What they found was a country of division.
“I think you really have to talk separately about the segment of the population that is strongly in support of the ousted president,” he said. “The whole point of the kinds of human rights violations that we verified while there were designed and used in order to prevent effective vocalization and participation of his supporters.”
The IACHR noted suppression of media outlets that reported on the coup, arbitrary detention of supporters and the use of undue military force in squashing demonstrations by the de facto government.
But another group of Hondurans had a different experience in the wake of the governmental upheaval.
“Outside of that, the population is – I wont say unaffected of course – but affected indirectly, but in very different way,” Carozza said. “They are not only happy with transition, but quite convinced that it’s for the benefit of social peace and tranquility and development.”

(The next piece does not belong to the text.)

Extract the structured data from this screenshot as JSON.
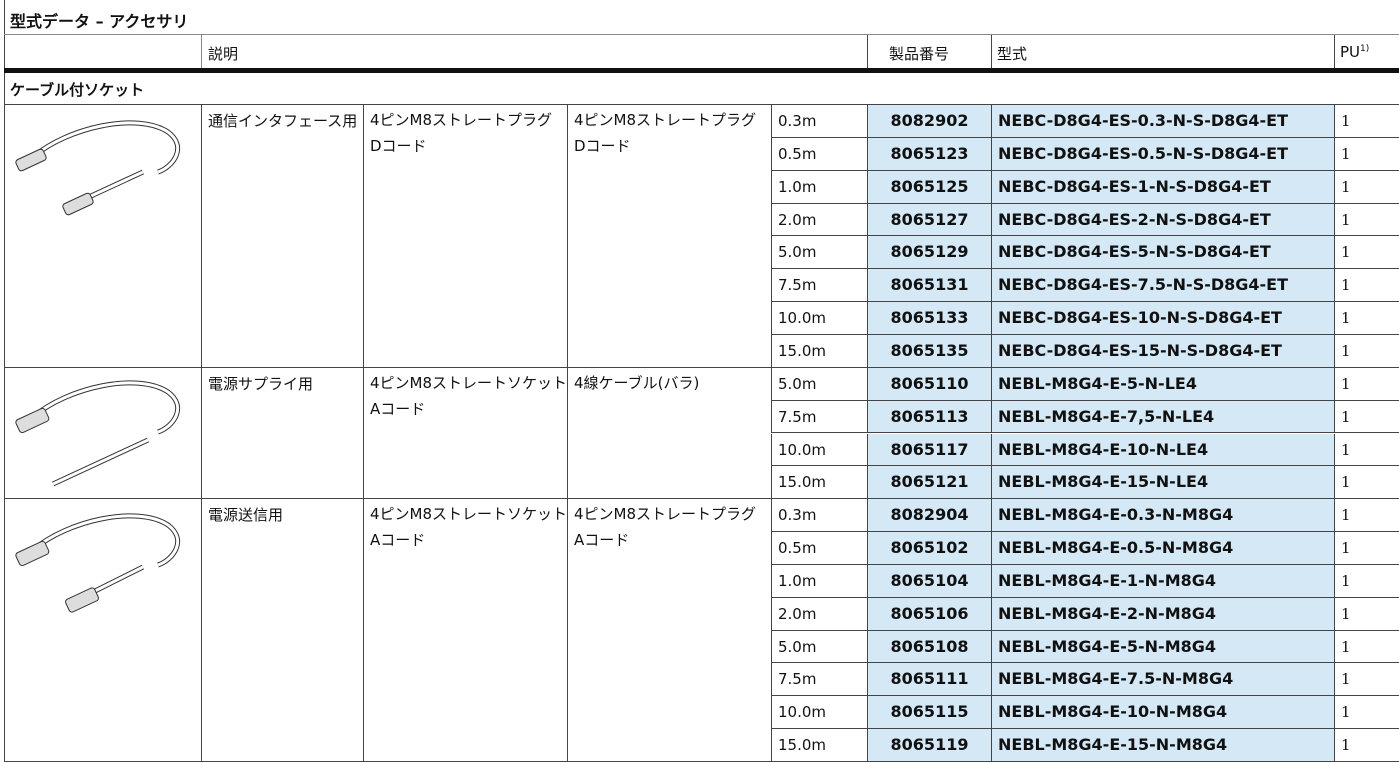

And those opposing viewpoints make the conflict intractable, Carozza said.
“It is those people who support the ouster of President Zelaya that often don’t see the kinds of abuses that are being made by the de facto authorities,” he said. “They don’t recognize the gravity of what’s going on with a whole segment of the population.”
During the trip, the IACHR sought to ensure that the de facto government was abiding by international obligations.
“Whether or not the people in power have constitutional legitimacy under the Honduran constitution, they have certain international obligations on behalf of Honduran state,” Carozza said. “Still [the de facto leader] has obligations to protect and respect human rights, and it is proper for us to hold him accountable, whatever our opinions are about legitimacy of transients.”
The goal of the fact-finding was to publicize the situation in Honduras.
Carozza said the job of the IACHR was only to evaluate human rights violations stemming from the constitutional crisis so other international organizations can determine what steps, if any, should be taken in regards to the coup.
“The Honduran regime is not a regime of state terrorism. There are not large numbers of dead people, no secret detention facilities,” he said. “What we found was somewhere in the middle.”
As for the direction the country is heading, Carozza said it’s hard to say – but all eyes are focused on the upcoming Honduran election, which will take place in November.
The key factor will be whether the elections are conducted fairly. If they are, Carozza said some countries would feel they have to recognize the new government.
“In the status of the new government, the election will be key,” he said.
Carozza said the country has suffered because of the divisions the coup has caused.
“This is in the context of country that is on the one hand, extremely beautiful, physically beautiful with beautiful people,” he said. “But despite all of that, it’s a country that’s very poor, and regardless of where one allocates the blame, the sort of common good of country is suffering greatly because of conflict.”